Imperfections author Bradley Somer borrows von Trier's technique for his second novel, Fishbowl, and makes the stakes even smaller: As the book begins, a goldfish named Ian begins to plummet from the 27th floor of an apartment building. This story plays out with slow deliberation over the course of the book, amid philosophical musings about the nature of buildings and so much time spent on Ian's limited intellectual capacity that he recalls the dim-witted, cheery whale falling from the sky in Douglas Adams' The Hitchhiker's Guide To The Galaxy.

Ian's fall is the result of events in his 27th-floor apartment, and as he shoots toward the ground, he gets glimpses of other lives in other parts of the building. The book only covers about 30 minutes of the residents' time, but they're eventful minutes, encompassing a birth, a death, sex, a relationship-deciding fight, and a relationship-creating revelation. Many of them cross over with each other, sometimes via chance meetings, and sometimes in crucial collisions.

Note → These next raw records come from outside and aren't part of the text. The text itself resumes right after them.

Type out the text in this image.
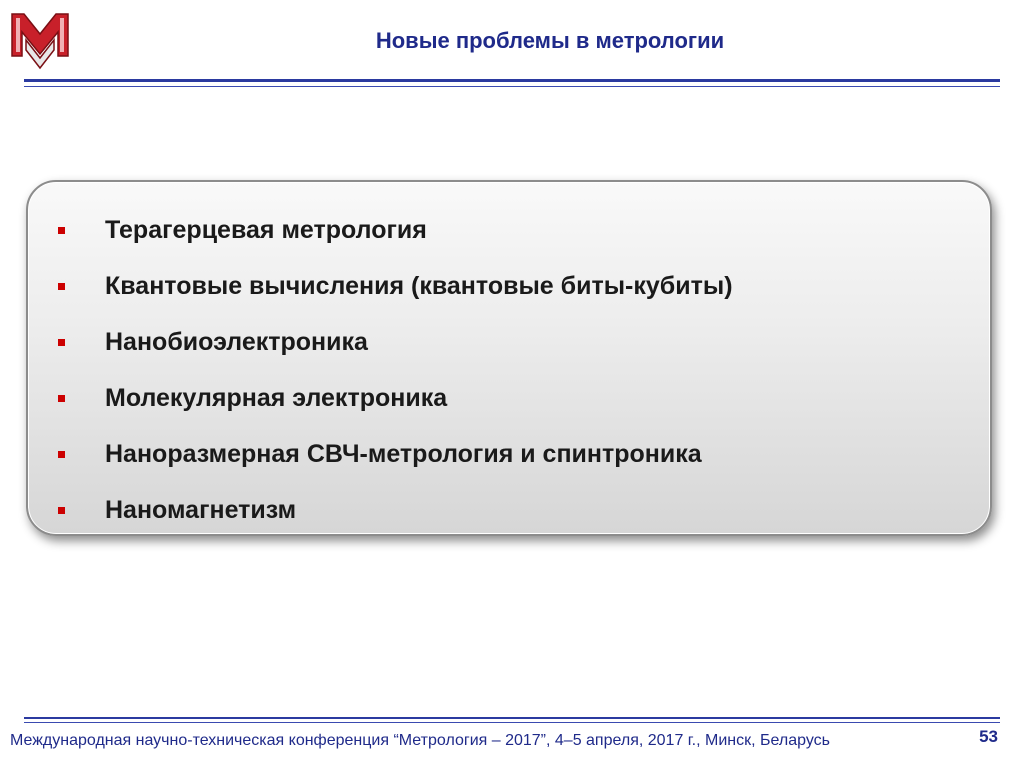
Новые проблемы в метрологии
Терагерцевая метрология
Квантовые вычисления (квантовые биты-кубиты)
Нанобиоэлектроника
Молекулярная электроника
Наноразмерная СВЧ-метрология и спинтроника
Наномагнетизм

Международная научно-техническая конференция “Метрология – 2017”, 4–5 апреля, 2017 г., Минск, Беларусь	53
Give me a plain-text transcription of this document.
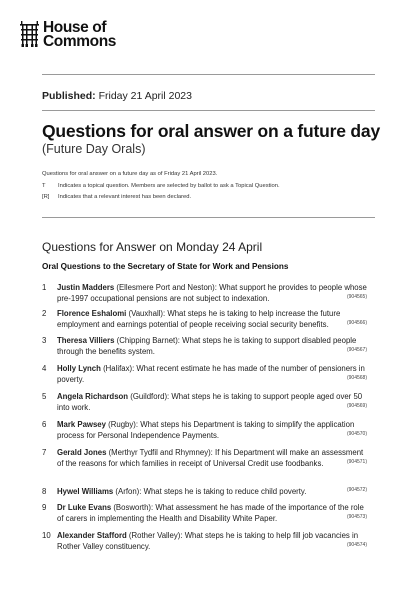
House of
Commons
Published: Friday 21 April 2023
Questions for oral answer on a future day
(Future Day Orals)
Questions for oral answer on a future day as of Friday 21 April 2023.
T Indicates a topical question. Members are selected by ballot to ask a Topical Question.
[R] Indicates that a relevant interest has been declared.
Questions for Answer on Monday 24 April
Oral Questions to the Secretary of State for Work and Pensions
1	Justin Madders (Ellesmere Port and Neston): What support he provides to people whose pre-1997 occupational pensions are not subject to indexation.	(904565)
2	Florence Eshalomi (Vauxhall): What steps he is taking to help increase the future employment and earnings potential of people receiving social security benefits.	(904566)
3	Theresa Villiers (Chipping Barnet): What steps he is taking to support disabled people through the benefits system.	(904567)
4	Holly Lynch (Halifax): What recent estimate he has made of the number of pensioners in poverty.	(904568)
5	Angela Richardson (Guildford): What steps he is taking to support people aged over 50 into work.	(904569)
6	Mark Pawsey (Rugby): What steps his Department is taking to simplify the application process for Personal Independence Payments.	(904570)
7	Gerald Jones (Merthyr Tydfil and Rhymney): If his Department will make an assessment of the reasons for which families in receipt of Universal Credit use foodbanks.	(904571)
8	Hywel Williams (Arfon): What steps he is taking to reduce child poverty.	(904572)
9	Dr Luke Evans (Bosworth): What assessment he has made of the importance of the role of carers in implementing the Health and Disability White Paper.	(904573)
10 Alexander Stafford (Rother Valley): What steps he is taking to help fill job vacancies in Rother Valley constituency.	(904574)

But Somer's grandiose opening statements about the vast complexity of human life and existence are more of a burden than these soap-operatic little stories can bear. "The heartbreaking sweetness of love, the rending hatred, the slippery lust, the sorrow of losing a family member, the pain of loneliness, all thoughts that were ever thought, every word ever said and even those which were not, the joys of birth and the sorrows of death and everything else will be experienced here in this one vessel," he promises in the opening pages. That's a big promise for anyone to fulfill, let alone someone writing about relationship squabbles and elevator repair.

Somer is fascinated with his characters' inner workings. A shut-in who works a sex line, a lonely superintendent, a construction worker with a secret, a home-schooled kid, and a pregnant lady (who improbably discovers she's having a premature breech birth when she looks down to see a small blue foot hanging out of her nether region) all get separate rounds of exposition and inquisition, as Somer explores their thoughts with exhausting microscopic interest. In particular, one inadvertent threesome — Ian's grad-student owner Connor, his casual lover Faye, and his much-less-casual girlfriend Katie — have plenty of time for long, ruminating musings as two of them clamber up and down those 27 flights of stairs.

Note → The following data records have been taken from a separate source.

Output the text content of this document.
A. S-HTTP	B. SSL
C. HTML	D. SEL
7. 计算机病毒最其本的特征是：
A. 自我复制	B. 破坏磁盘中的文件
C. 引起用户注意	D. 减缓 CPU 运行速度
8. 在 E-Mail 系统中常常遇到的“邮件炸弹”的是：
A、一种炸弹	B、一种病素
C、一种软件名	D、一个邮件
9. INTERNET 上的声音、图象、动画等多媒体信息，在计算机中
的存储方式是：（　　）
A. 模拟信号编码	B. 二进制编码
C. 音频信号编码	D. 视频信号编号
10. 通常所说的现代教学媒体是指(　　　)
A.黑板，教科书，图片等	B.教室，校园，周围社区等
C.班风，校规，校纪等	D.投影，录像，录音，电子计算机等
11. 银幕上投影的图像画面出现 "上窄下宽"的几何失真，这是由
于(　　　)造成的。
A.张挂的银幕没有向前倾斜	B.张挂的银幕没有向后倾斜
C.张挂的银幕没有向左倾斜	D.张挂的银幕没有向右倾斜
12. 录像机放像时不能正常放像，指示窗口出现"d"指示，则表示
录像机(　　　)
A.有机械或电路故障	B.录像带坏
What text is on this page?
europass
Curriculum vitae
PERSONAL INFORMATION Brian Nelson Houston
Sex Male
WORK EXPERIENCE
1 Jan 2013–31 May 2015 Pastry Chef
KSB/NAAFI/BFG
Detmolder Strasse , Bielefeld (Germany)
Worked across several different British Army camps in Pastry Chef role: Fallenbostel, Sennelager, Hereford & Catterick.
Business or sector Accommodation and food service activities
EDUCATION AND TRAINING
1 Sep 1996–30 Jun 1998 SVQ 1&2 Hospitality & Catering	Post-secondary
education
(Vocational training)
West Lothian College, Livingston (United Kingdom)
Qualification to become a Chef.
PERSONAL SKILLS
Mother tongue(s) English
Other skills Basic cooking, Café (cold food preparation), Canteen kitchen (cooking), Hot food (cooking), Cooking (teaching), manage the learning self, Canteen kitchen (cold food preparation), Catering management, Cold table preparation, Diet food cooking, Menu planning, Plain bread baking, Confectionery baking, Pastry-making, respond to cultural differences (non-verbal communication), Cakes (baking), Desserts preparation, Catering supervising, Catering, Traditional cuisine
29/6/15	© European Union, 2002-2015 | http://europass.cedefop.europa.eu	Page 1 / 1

Fishbowl has a touch of whimsy in its framing story, and in the animated flipbook images in the margins, which track Ian's descent and spoil his eventual fate. And there's a similar whimsy built into some of the interlocking stories, given the contrast between the shut-in's messy profession and her obsessive-compulsive fastidiousness, or the construction worker's repeatedly emphasized vast masculine bulk and his personal sideline.

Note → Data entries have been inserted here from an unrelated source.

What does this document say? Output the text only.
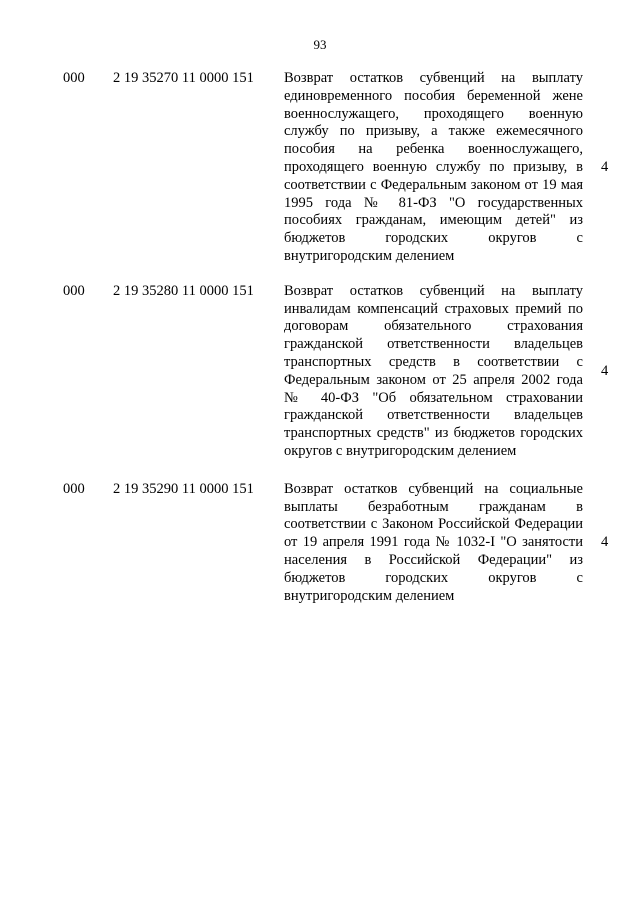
93
000 2 19 35270 11 0000 151 Возврат остатков субвенций на выплату единовременного пособия беременной жене военнослужащего, проходящего военную службу по призыву, а также ежемесячного пособия на ребенка военнослужащего, проходящего военную службу по призыву, в соответствии с Федеральным законом от 19 мая 1995 года № 81-ФЗ "О государственных пособиях гражданам, имеющим детей" из бюджетов городских округов с внутригородским делением
4
000 2 19 35280 11 0000 151 Возврат остатков субвенций на выплату инвалидам компенсаций страховых премий по договорам обязательного страхования гражданской ответственности владельцев транспортных средств в соответствии с Федеральным законом от 25 апреля 2002 года № 40-ФЗ "Об обязательном страховании гражданской ответственности владельцев транспортных средств" из бюджетов городских округов с внутригородским делением
4
000 2 19 35290 11 0000 151 Возврат остатков субвенций на социальные выплаты безработным гражданам в соответствии с Законом Российской Федерации от 19 апреля 1991 года № 1032-I "О занятости населения в Российской Федерации" из бюджетов городских округов с внутригородским делением
4
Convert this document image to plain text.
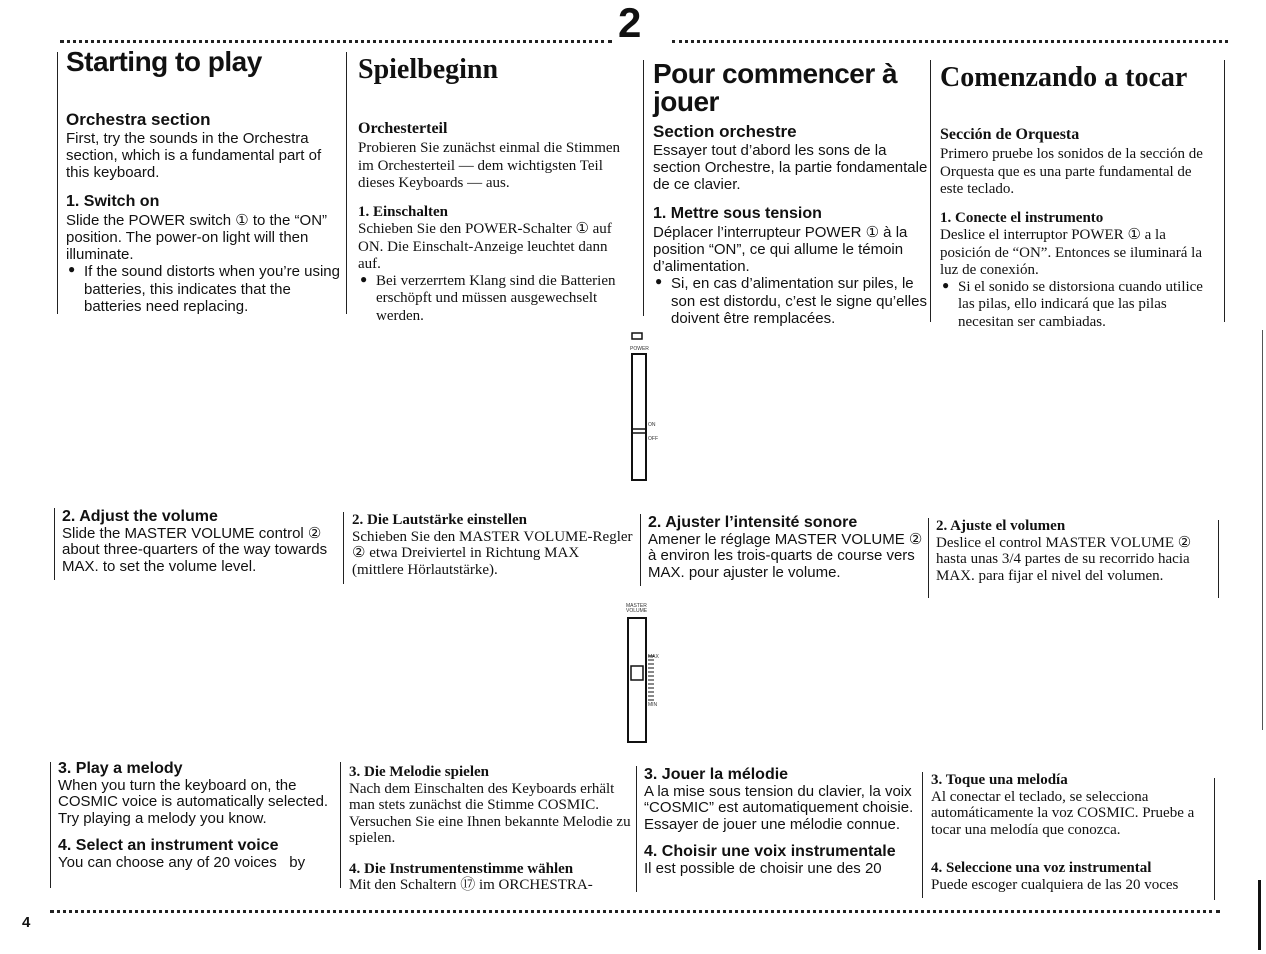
2
4
Starting to play
Orchestra section

First, try the sounds in the Orchestra section, which is a fundamental part of this keyboard.

1. Switch on

Slide the POWER switch ① to the “ON” position. The power-on light will then illuminate.

● If the sound distorts when you’re using batteries, this indicates that the batteries need replacing.

Spielbeginn
Orchesterteil

Probieren Sie zunächst einmal die Stimmen im Orchesterteil — dem wichtigsten Teil dieses Keyboards — aus.

1. Einschalten

Schieben Sie den POWER-Schalter ① auf ON. Die Einschalt-Anzeige leuchtet dann auf.

● Bei verzerrtem Klang sind die Batterien erschöpft und müssen ausgewechselt werden.

Pour commencer à jouer
Section orchestre

Essayer tout d’abord les sons de la section Orchestre, la partie fondamentale de ce clavier.

1. Mettre sous tension

Déplacer l’interrupteur POWER ① à la position “ON”, ce qui allume le témoin d’alimentation.

● Si, en cas d’alimentation sur piles, le son est distordu, c’est le signe qu’elles doivent être remplacées.

Comenzando a tocar
Sección de Orquesta

Primero pruebe los sonidos de la sección de Orquesta que es una parte fundamental de este teclado.

1. Conecte el instrumento

Deslice el interruptor POWER ① a la posición de “ON”. Entonces se iluminará la luz de conexión.

● Si el sonido se distorsiona cuando utilice las pilas, ello indicará que las pilas necesitan ser cambiadas.

POWER
ON
OFF
2. Adjust the volume

Slide the MASTER VOLUME control ② about three-quarters of the way towards MAX. to set the volume level.

2. Die Lautstärke einstellen

Schieben Sie den MASTER VOLUME-Regler ② etwa Dreiviertel in Richtung MAX (mittlere Hörlautstärke).

2. Ajuster l’intensité sonore

Amener le réglage MASTER VOLUME ② à environ les trois-quarts de course vers MAX. pour ajuster le volume.

2. Ajuste el volumen

Deslice el control MASTER VOLUME ② hasta unas 3/4 partes de su recorrido hacia MAX. para fijar el nivel del volumen.

MASTER VOLUME
MAX
MIN
3. Play a melody

When you turn the keyboard on, the COSMIC voice is automatically selected. Try playing a melody you know.

4. Select an instrument voice

You can choose any of 20 voices   by

3. Die Melodie spielen

Nach dem Einschalten des Keyboards erhält man stets zunächst die Stimme COSMIC. Versuchen Sie eine Ihnen bekannte Melodie zu spielen.

4. Die Instrumentenstimme wählen

Mit den Schaltern ⑰ im ORCHESTRA-

3. Jouer la mélodie

A la mise sous tension du clavier, la voix “COSMIC” est automatiquement choisie. Essayer de jouer une mélodie connue.

4. Choisir une voix instrumentale

Il est possible de choisir une des 20

3. Toque una melodía

Al conectar el teclado, se selecciona automáticamente la voz COSMIC. Pruebe a tocar una melodía que conozca.

4. Seleccione una voz instrumental

Puede escoger cualquiera de las 20 voces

But Somer tends to focus excessively on infinitesimal detail. His exploration of Katie's rage and angst over her three-month relationship with Connor, or the superintendent's isolation, or the kid's obsessiveness, feel claustrophobic. They're perpetually at odds with his narration's attempts to make all this busyness seem significant and universal, or at least emblematic of humanity as a whole.

Readers may be reminded of novels like Armistead Maupin's Tales Of The City (at least the first book in the series, before events got outsized and wacky) or anthology films like 1995's Four Rooms, where shenanigans in a hotel are separated by walls, but still interact. But Fishbowl lacks the rollicking sense of lightness and building momentum of these stories. Its attempts at existential gravitas — at conveying that buildings are fractal boxes of individuals, who are in turn infinitely packed full of thoughts — limits its ability to move past the moment and find some momentum.

And Somer's ultimate metaphor, that we're all conceptually just plummeting fish, rocketing helplessly into the unknown, feels like it's straining for profundity. Fishbowl reaches its delirious height during a ridiculous, thoroughly enjoyable nonsense sidebar about how fish have secretly, historically yearned to fly. With so much weight piled on its other moments, it has nowhere to go from there but down.

Tasha Robinson is a freelance writer and a former Senior Editor at The Dissolve and The A.V. Club.